Dans sa postface (« Faut-il, peut-on, doit-on pardonner à saint Paul ? »), feu Bernard Cottret effectue un retour synoptique sur la figure de saint Paul en la posant sous la lentille interprétative du récit de vie, celui-ci étant « toujours au bord de la fable ou de la mythographie » (p. 198). Homme de son époque, se situant lui-même à la croisée du judaïsme et du christianisme, Paul aurait construit son récit sur une écriture à la première personne du singulier et il s’agirait, à ce titre, d’une forme de reconstruction qui intègre des éléments du réel, du symbolique et de l’imaginaire.

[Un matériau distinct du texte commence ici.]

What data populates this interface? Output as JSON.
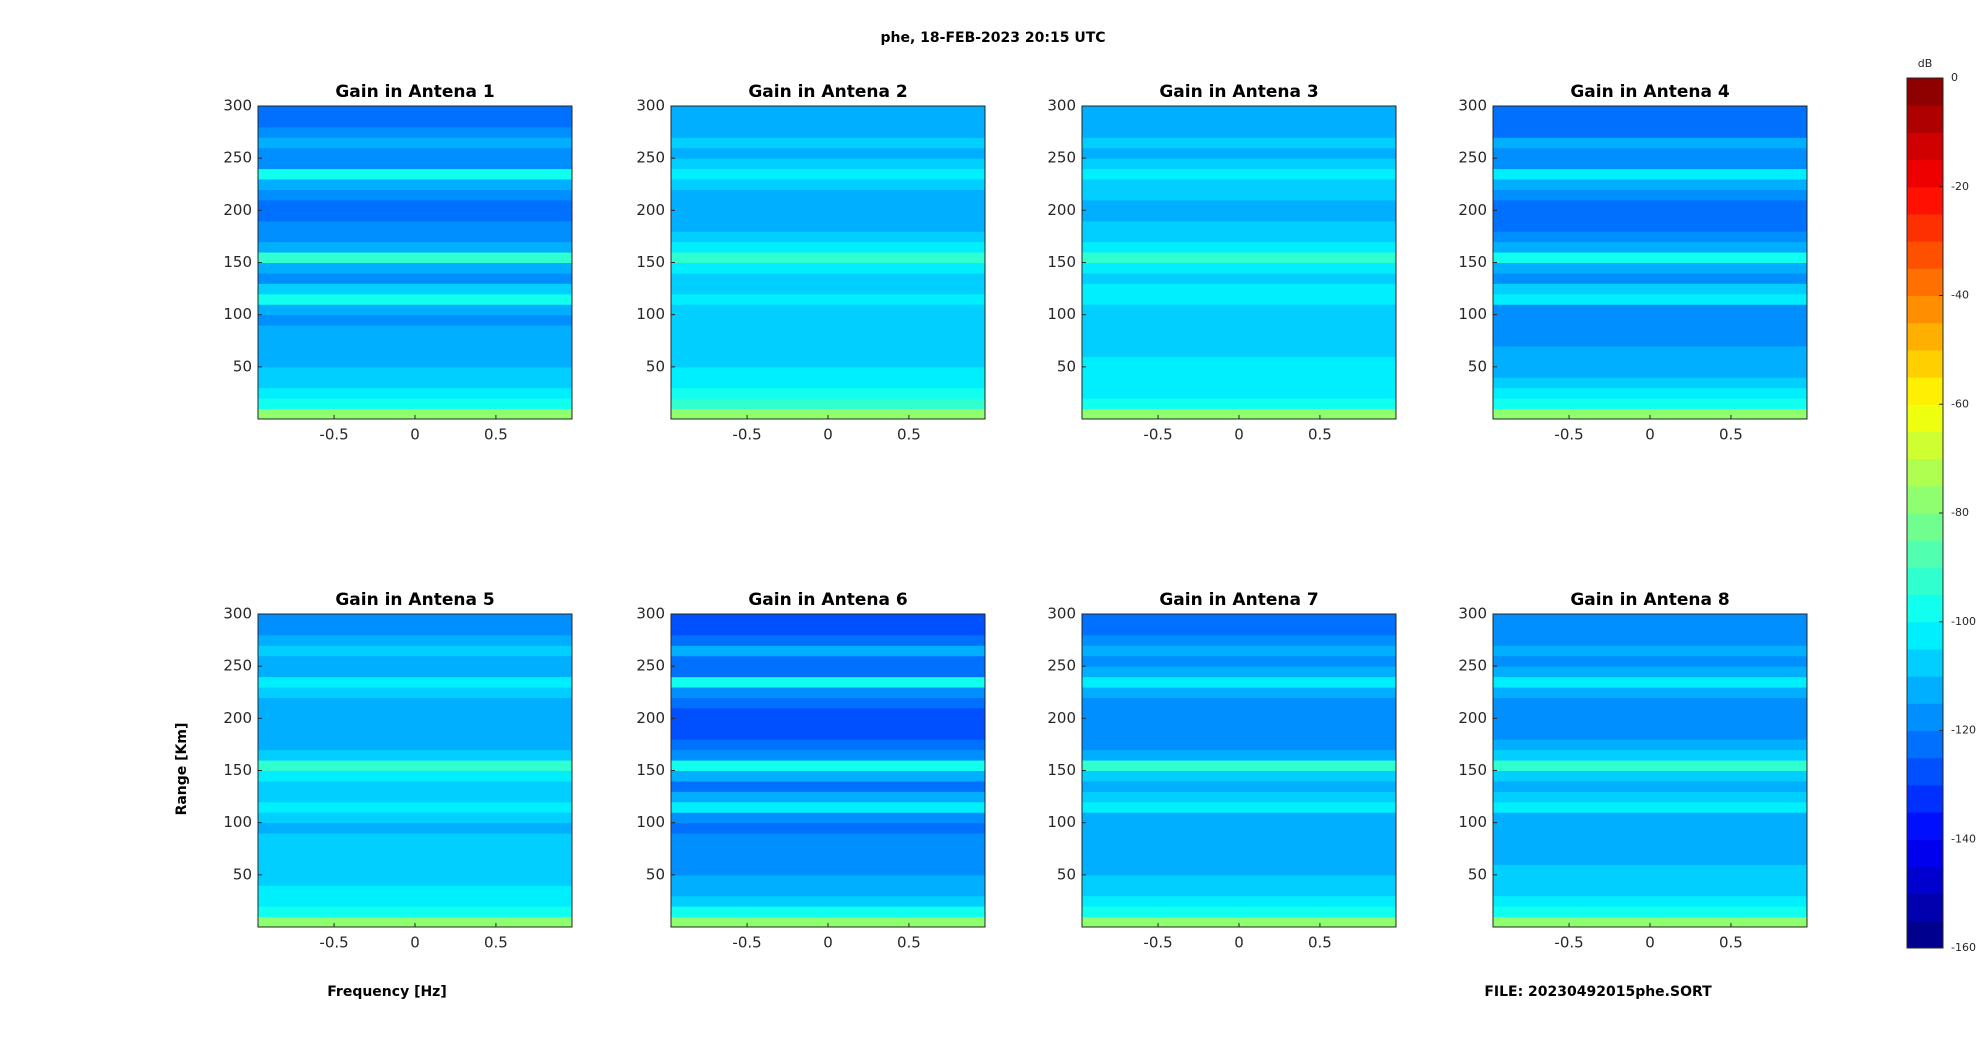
{
  "title": "phe, 18-FEB-2023 20:15 UTC",
  "xlabel": "Frequency [Hz]",
  "ylabel": "Range [Km]",
  "file": "FILE: 20230492015phe.SORT",
  "colorbar": {
    "label": "dB",
    "clim": [
      -160,
      0
    ],
    "levels": 32,
    "ticks": [
      0,
      -20,
      -40,
      -60,
      -80,
      -100,
      -120,
      -140,
      -160
    ]
  },
  "chart_data": [
    {
      "type": "heatmap",
      "title": "Gain in Antena 1",
      "xlim": [
        -0.97,
        0.97
      ],
      "xticks": [
        -0.5,
        0,
        0.5
      ],
      "ylim": [
        0,
        300
      ],
      "yticks": [
        50,
        100,
        150,
        200,
        250,
        300
      ],
      "y": [
        5,
        15,
        25,
        35,
        45,
        55,
        65,
        75,
        85,
        95,
        105,
        115,
        125,
        135,
        145,
        155,
        165,
        175,
        185,
        195,
        205,
        215,
        225,
        235,
        245,
        255,
        265,
        275,
        285,
        295
      ],
      "values": [
        -78,
        -98,
        -104,
        -108,
        -110,
        -112,
        -114,
        -114,
        -115,
        -116,
        -115,
        -100,
        -108,
        -116,
        -112,
        -95,
        -112,
        -118,
        -120,
        -121,
        -121,
        -119,
        -112,
        -100,
        -116,
        -119,
        -112,
        -120,
        -122,
        -123
      ]
    },
    {
      "type": "heatmap",
      "title": "Gain in Antena 2",
      "xlim": [
        -0.97,
        0.97
      ],
      "xticks": [
        -0.5,
        0,
        0.5
      ],
      "ylim": [
        0,
        300
      ],
      "yticks": [
        50,
        100,
        150,
        200,
        250,
        300
      ],
      "y": [
        5,
        15,
        25,
        35,
        45,
        55,
        65,
        75,
        85,
        95,
        105,
        115,
        125,
        135,
        145,
        155,
        165,
        175,
        185,
        195,
        205,
        215,
        225,
        235,
        245,
        255,
        265,
        275,
        285,
        295
      ],
      "values": [
        -76,
        -95,
        -100,
        -103,
        -104,
        -106,
        -107,
        -108,
        -108,
        -109,
        -108,
        -104,
        -106,
        -108,
        -104,
        -94,
        -105,
        -110,
        -111,
        -112,
        -112,
        -111,
        -108,
        -105,
        -110,
        -112,
        -110,
        -113,
        -114,
        -115
      ]
    },
    {
      "type": "heatmap",
      "title": "Gain in Antena 3",
      "xlim": [
        -0.97,
        0.97
      ],
      "xticks": [
        -0.5,
        0,
        0.5
      ],
      "ylim": [
        0,
        300
      ],
      "yticks": [
        50,
        100,
        150,
        200,
        250,
        300
      ],
      "y": [
        5,
        15,
        25,
        35,
        45,
        55,
        65,
        75,
        85,
        95,
        105,
        115,
        125,
        135,
        145,
        155,
        165,
        175,
        185,
        195,
        205,
        215,
        225,
        235,
        245,
        255,
        265,
        275,
        285,
        295
      ],
      "values": [
        -77,
        -96,
        -101,
        -103,
        -104,
        -105,
        -106,
        -107,
        -107,
        -108,
        -108,
        -103,
        -105,
        -107,
        -103,
        -93,
        -104,
        -109,
        -110,
        -111,
        -111,
        -110,
        -107,
        -104,
        -109,
        -111,
        -109,
        -112,
        -113,
        -114
      ]
    },
    {
      "type": "heatmap",
      "title": "Gain in Antena 4",
      "xlim": [
        -0.97,
        0.97
      ],
      "xticks": [
        -0.5,
        0,
        0.5
      ],
      "ylim": [
        0,
        300
      ],
      "yticks": [
        50,
        100,
        150,
        200,
        250,
        300
      ],
      "y": [
        5,
        15,
        25,
        35,
        45,
        55,
        65,
        75,
        85,
        95,
        105,
        115,
        125,
        135,
        145,
        155,
        165,
        175,
        185,
        195,
        205,
        215,
        225,
        235,
        245,
        255,
        265,
        275,
        285,
        295
      ],
      "values": [
        -79,
        -99,
        -105,
        -109,
        -111,
        -113,
        -115,
        -116,
        -116,
        -117,
        -116,
        -102,
        -109,
        -117,
        -113,
        -97,
        -113,
        -119,
        -121,
        -122,
        -122,
        -120,
        -113,
        -102,
        -117,
        -120,
        -113,
        -121,
        -123,
        -124
      ]
    },
    {
      "type": "heatmap",
      "title": "Gain in Antena 5",
      "xlim": [
        -0.97,
        0.97
      ],
      "xticks": [
        -0.5,
        0,
        0.5
      ],
      "ylim": [
        0,
        300
      ],
      "yticks": [
        50,
        100,
        150,
        200,
        250,
        300
      ],
      "y": [
        5,
        15,
        25,
        35,
        45,
        55,
        65,
        75,
        85,
        95,
        105,
        115,
        125,
        135,
        145,
        155,
        165,
        175,
        185,
        195,
        205,
        215,
        225,
        235,
        245,
        255,
        265,
        275,
        285,
        295
      ],
      "values": [
        -77,
        -97,
        -102,
        -105,
        -107,
        -108,
        -109,
        -110,
        -110,
        -111,
        -110,
        -102,
        -106,
        -110,
        -105,
        -92,
        -107,
        -112,
        -113,
        -114,
        -114,
        -113,
        -109,
        -103,
        -111,
        -113,
        -110,
        -114,
        -116,
        -117
      ]
    },
    {
      "type": "heatmap",
      "title": "Gain in Antena 6",
      "xlim": [
        -0.97,
        0.97
      ],
      "xticks": [
        -0.5,
        0,
        0.5
      ],
      "ylim": [
        0,
        300
      ],
      "yticks": [
        50,
        100,
        150,
        200,
        250,
        300
      ],
      "y": [
        5,
        15,
        25,
        35,
        45,
        55,
        65,
        75,
        85,
        95,
        105,
        115,
        125,
        135,
        145,
        155,
        165,
        175,
        185,
        195,
        205,
        215,
        225,
        235,
        245,
        255,
        265,
        275,
        285,
        295
      ],
      "values": [
        -80,
        -100,
        -107,
        -111,
        -114,
        -116,
        -118,
        -119,
        -120,
        -121,
        -119,
        -101,
        -112,
        -121,
        -115,
        -98,
        -117,
        -123,
        -126,
        -127,
        -127,
        -125,
        -116,
        -100,
        -121,
        -124,
        -114,
        -125,
        -127,
        -128
      ]
    },
    {
      "type": "heatmap",
      "title": "Gain in Antena 7",
      "xlim": [
        -0.97,
        0.97
      ],
      "xticks": [
        -0.5,
        0,
        0.5
      ],
      "ylim": [
        0,
        300
      ],
      "yticks": [
        50,
        100,
        150,
        200,
        250,
        300
      ],
      "y": [
        5,
        15,
        25,
        35,
        45,
        55,
        65,
        75,
        85,
        95,
        105,
        115,
        125,
        135,
        145,
        155,
        165,
        175,
        185,
        195,
        205,
        215,
        225,
        235,
        245,
        255,
        265,
        275,
        285,
        295
      ],
      "values": [
        -79,
        -98,
        -104,
        -107,
        -109,
        -111,
        -112,
        -113,
        -114,
        -115,
        -114,
        -101,
        -108,
        -115,
        -109,
        -95,
        -111,
        -116,
        -118,
        -119,
        -119,
        -118,
        -112,
        -101,
        -115,
        -118,
        -112,
        -119,
        -121,
        -122
      ]
    },
    {
      "type": "heatmap",
      "title": "Gain in Antena 8",
      "xlim": [
        -0.97,
        0.97
      ],
      "xticks": [
        -0.5,
        0,
        0.5
      ],
      "ylim": [
        0,
        300
      ],
      "yticks": [
        50,
        100,
        150,
        200,
        250,
        300
      ],
      "y": [
        5,
        15,
        25,
        35,
        45,
        55,
        65,
        75,
        85,
        95,
        105,
        115,
        125,
        135,
        145,
        155,
        165,
        175,
        185,
        195,
        205,
        215,
        225,
        235,
        245,
        255,
        265,
        275,
        285,
        295
      ],
      "values": [
        -78,
        -98,
        -103,
        -106,
        -108,
        -110,
        -111,
        -112,
        -112,
        -113,
        -112,
        -103,
        -107,
        -112,
        -107,
        -94,
        -109,
        -114,
        -116,
        -117,
        -117,
        -116,
        -111,
        -104,
        -113,
        -116,
        -111,
        -117,
        -119,
        -120
      ]
    }
  ]
}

En ce sens, l’alternative posée par Bentham : Jésus ou Paul, interroge les structures mêmes de la chrétienté. Cottret en arrive, vers la fin de son texte, à la Réforme protestante. Il propose un parallèle entre la conversion de Paul et celles de Luther et de Wesley. Son texte se termine par une courte section à propos d’un contemporain de Bentham et un porteur des idéaux des Lumières, Jean-Jacques Rousseau.

Suivre Cléro et les contributeurs et contributrices à cet ouvrage dans leur compréhension de Bentham permet de revitaliser la théorie des fictions et lui donner un rôle important, voire majeur ou prépondérant, dans le savoir contemporain. Il est d’ailleurs à souligner ici qu’une philosophie élaborée par un théoricien du droit en arrive à déborder sur et dans les sciences humaines, chose qui s’avère, à certains égards, surprenante compte tenu de l’imperméabilité du droit par rapport aux autres champs du savoir. Ce pont, qui construit une transdisciplinarité, confère au droit une portée qui lui donne une légitimité à l’extérieur de lui-même et cette portée ne se limite pas à un aspect normatif ou sociologique. Elle s’adresse à une philosophie du langage qui, épistémologiquement, rejoint Saussure, Wittgenstein et Lacan dans leurs préoccupations ontologiques et anthropologiques. Ainsi, la filiation du savoir en matière de « fiction » conduit à repenser les rapports entre le réel, le symbolique et l’imaginaire, tout en ouvrant les possibilités d’une interdisciplinarité qui adjoint le droit, la linguistique, la philosophie et la psychanalyse.